A Prefeitura do Rio tem o atributo da Auto-Executoriedade administrativa, que significa o poder da Administração Pública executar as próprias decisões sem haver necessidade de tutela judicial. Assim, a Administração Pública por si só só cumpre suas funções com os seus próprios meios, ainda quando qual execução interfira na esfera privada do administrativo.
Quando há um grupo de pessoas em situação de risco, a Prefeitura tem a obrigação de tirar e remover. O que acontece às vezes é que as famílias vão à Defensoria Pública e não querem ficar ganhando auxílio habitacional. Para a população, é um valor baixo e não compensa sair de suas casas mesmo estando em situação de risco. Neste caso, a Defensoria Pública e às vezes o Ministério Público, vai à Justiça e obriga a Prefeitura a não remover ou só remover em caso de colocar aquela pessoa numa nova moradia.
A cidade do Rio de Janeiro tem um déficit habitacional que agrava esta situação. Não tem moradia para todo mundo, com isso, não consegue alocar aquela população rapidamente sem ser a forma de pagamento. A Prefeitura dá auxílio, mas volta o imbróglio com a Justiça. A Prefeitura vai ao Judiciário para pedir que a ordem de não remover seja revogada, considerando ali o risco que aquele grupo está envolvido.
O Auxílio Habitacional Temporário é um benefício que a Prefeitura oferece à população para a locação de imóveis por um tempo determinado. O órgão oferece uma espécie de R$:400,00 para as vítimas de tragédia decorrente de chuva ou de intervenção urbana. A situação de risco das comunidades não estaria prevista neste auxílio, mas acontece que, às vezes, o prefeito diretamente libera para aquela situação trágica o pagamento mesmo não previsto em decreto.
O presidente da Federação das Favelas do Rio de Janeiro, David Gomes, mais conhecido como Derê, explica que ninguém mora em área de risco porque quer, porque gosta. As pessoas moram em áreas de risco porque não têm para onde ir. O Rio de Janeiro não tem uma política robusta que dê conta do déficit habitacional da cidade. Para as pessoas saírem da área de risco, primeiro precisa de investimento público e infraestrutura nessas regiões.
Além disso, o historiador David Gomes, participou de uma audiência pública na Câmara Municipal, que inclusive se pronunciou afirmando que não existe área de risco no Brasil, mas sim área de pobre e de rico.
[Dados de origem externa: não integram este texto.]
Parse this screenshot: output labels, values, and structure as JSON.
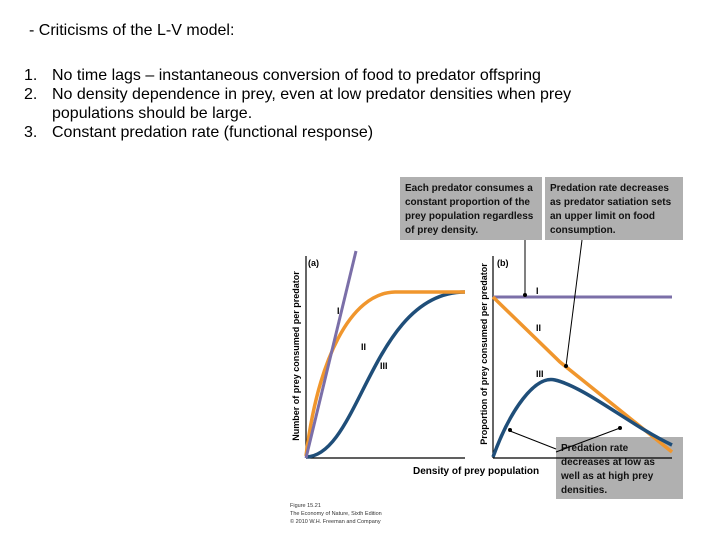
{
  "heading": "- Criticisms of the L-V model:",
  "points": [
    {
      "num": "1.",
      "text": "No time lags – instantaneous conversion of food to predator offspring"
    },
    {
      "num": "2.",
      "text": "No density dependence in prey, even at low predator densities when prey populations should be large."
    },
    {
      "num": "3.",
      "text": "Constant predation rate (functional response)"
    }
  ],
  "figure": {
    "callout_a_lines": [
      "Each predator consumes a",
      "constant proportion of the",
      "prey population regardless",
      "of prey density."
    ],
    "callout_b_lines": [
      "Predation rate decreases",
      "as predator satiation sets",
      "an upper limit on food",
      "consumption."
    ],
    "callout_c_lines": [
      "Predation rate",
      "decreases at low as",
      "well as at high prey",
      "densities."
    ],
    "panel_a_tag": "(a)",
    "panel_b_tag": "(b)",
    "ylabel_a": "Number of prey consumed per predator",
    "ylabel_b": "Proportion of prey consumed per predator",
    "xlabel": "Density of prey population",
    "curve_I": "I",
    "curve_II": "II",
    "curve_III": "III",
    "credit_lines": [
      "Figure 15.21",
      "The Economy of Nature, Sixth Edition",
      "© 2010 W.H. Freeman and Company"
    ],
    "colors": {
      "type_I": "#7b6fa8",
      "type_II": "#f0962d",
      "type_III": "#1f4e79",
      "callout_bg": "#b0b0b0"
    }
  }
}
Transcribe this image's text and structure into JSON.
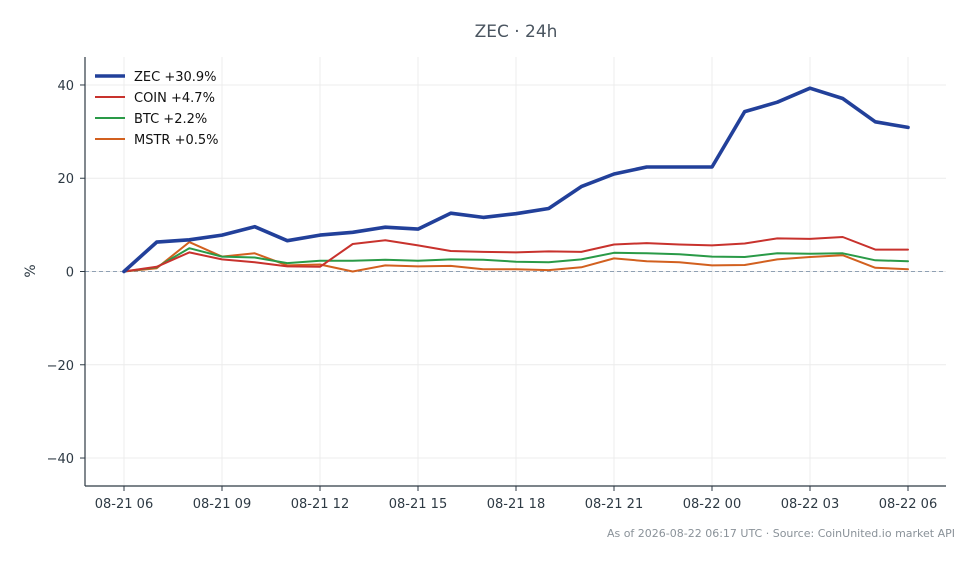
{
  "chart_data": {
    "type": "line",
    "title": "ZEC · 24h",
    "xlabel": "",
    "ylabel": "%",
    "ylim": [
      -46,
      46
    ],
    "yticks": [
      40,
      20,
      0,
      -20,
      -40
    ],
    "ytick_labels": [
      "40",
      "20",
      "0",
      "−20",
      "−40"
    ],
    "xticks": [
      "08-21 06",
      "08-21 09",
      "08-21 12",
      "08-21 15",
      "08-21 18",
      "08-21 21",
      "08-22 00",
      "08-22 03",
      "08-22 06"
    ],
    "x_hours_from_start": [
      0,
      1,
      2,
      3,
      4,
      5,
      6,
      7,
      8,
      9,
      10,
      11,
      12,
      13,
      14,
      15,
      16,
      17,
      18,
      19,
      20,
      21,
      22,
      23,
      24
    ],
    "grid": true,
    "zero_line": true,
    "legend_position": "top-left",
    "series": [
      {
        "name": "ZEC +30.9%",
        "color": "#22409a",
        "width": 3.6,
        "values": [
          0,
          6.3,
          6.8,
          7.8,
          9.6,
          6.6,
          7.8,
          8.4,
          9.5,
          9.1,
          12.5,
          11.6,
          12.4,
          13.5,
          18.2,
          20.9,
          22.4,
          22.4,
          22.4,
          34.3,
          36.3,
          39.3,
          37.1,
          32.1,
          30.9
        ]
      },
      {
        "name": "COIN +4.7%",
        "color": "#c8322d",
        "width": 2,
        "values": [
          0,
          1.0,
          4.1,
          2.6,
          2.0,
          1.1,
          1.0,
          5.9,
          6.7,
          5.6,
          4.4,
          4.2,
          4.1,
          4.3,
          4.2,
          5.8,
          6.1,
          5.8,
          5.6,
          6.0,
          7.1,
          7.0,
          7.4,
          4.7,
          4.7
        ]
      },
      {
        "name": "BTC +2.2%",
        "color": "#2a9a47",
        "width": 2,
        "values": [
          0,
          0.9,
          5.0,
          3.2,
          3.0,
          1.8,
          2.3,
          2.3,
          2.5,
          2.3,
          2.6,
          2.5,
          2.1,
          2.0,
          2.6,
          4.0,
          3.9,
          3.7,
          3.2,
          3.1,
          3.9,
          3.8,
          3.9,
          2.4,
          2.2
        ]
      },
      {
        "name": "MSTR +0.5%",
        "color": "#d2601f",
        "width": 2,
        "values": [
          0,
          0.7,
          6.3,
          3.2,
          3.9,
          1.3,
          1.5,
          0.0,
          1.3,
          1.1,
          1.2,
          0.5,
          0.5,
          0.3,
          0.9,
          2.8,
          2.2,
          2.0,
          1.3,
          1.4,
          2.6,
          3.1,
          3.5,
          0.8,
          0.5
        ]
      }
    ]
  },
  "footer": {
    "text": "As of 2026-08-22 06:17 UTC · Source: CoinUnited.io market API"
  },
  "colors": {
    "grid": "#ececec",
    "axis": "#2e3a44",
    "zero_line": "#8fa0b3",
    "title": "#4a5560"
  }
}
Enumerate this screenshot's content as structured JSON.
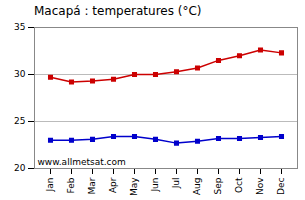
{
  "chart_data": {
    "type": "line",
    "title": "Macapá : temperatures (°C)",
    "categories": [
      "Jan",
      "Feb",
      "Mar",
      "Apr",
      "May",
      "Jun",
      "Jul",
      "Aug",
      "Sep",
      "Oct",
      "Nov",
      "Dec"
    ],
    "series": [
      {
        "color": "#cc0000",
        "values": [
          29.7,
          29.2,
          29.3,
          29.5,
          30.0,
          30.0,
          30.3,
          30.7,
          31.5,
          32.0,
          32.6,
          32.3
        ]
      },
      {
        "color": "#0000cc",
        "values": [
          23.0,
          23.0,
          23.1,
          23.4,
          23.4,
          23.1,
          22.7,
          22.9,
          23.2,
          23.2,
          23.3,
          23.4
        ]
      }
    ],
    "marker": "square",
    "ylim": [
      20,
      35
    ],
    "yticks": [
      20,
      25,
      30,
      35
    ],
    "grid": true,
    "annotations": [
      "www.allmetsat.com"
    ]
  }
}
Porque quando os pretos, os pobres, moravam nessas áreas, era tido como área de risco, porque não tinha investimento público.
Depois que os pretos e pobres saíram, essas áreas passaram a ser ocupadas por pessoas ricas, como por exemplo a Lagoa Rodrigo de Freitas, o Centro da Cidade e algumas regiões da Zona Sul. Mesmo com a defesa civil indo, faltam programas habitacionais para essas pessoas, e mesmo se tivesse, não sairia.
A Defesa Civil bate muito na tecla de que as pessoas tendo um lugar, elas não saem de lá, eu não acredito que essa fala esteja correta. As pessoas não saem porque não tem outro lugar para ir. Óbvio que se as pessoas tivessem moradia digna, elas se mudariam com certeza. Ninguém fica em área de risco, ainda mais com a determinação do poder público dizendo que a pessoa corre risco de vida. Mas é óbvio que ninguém vai largar suas casas para morar na rua ou debaixo da ponte.
Prefeitura em conjunto com a Geo-Rio
A função da Geo-Rio não é apenas fazer fiscalizações em áreas de risco. Em Guaratiba, na Estrada da Pedra, alagava muito quando chovia, a Geo-Rio foi até o local e fez uma grande obra de drenagem. Desde então, neste local, não alaga mais e a população tem suas casas sem passar por um transtorno quando chove. As obras de contenção são realizadas pela Geo-Rio à população carioca. Desde quando foi criada, em 1966, a instituição já realizou mais de 5 mil obras ao longo desses anos. Além das fiscalizações em casas de áreas de risco.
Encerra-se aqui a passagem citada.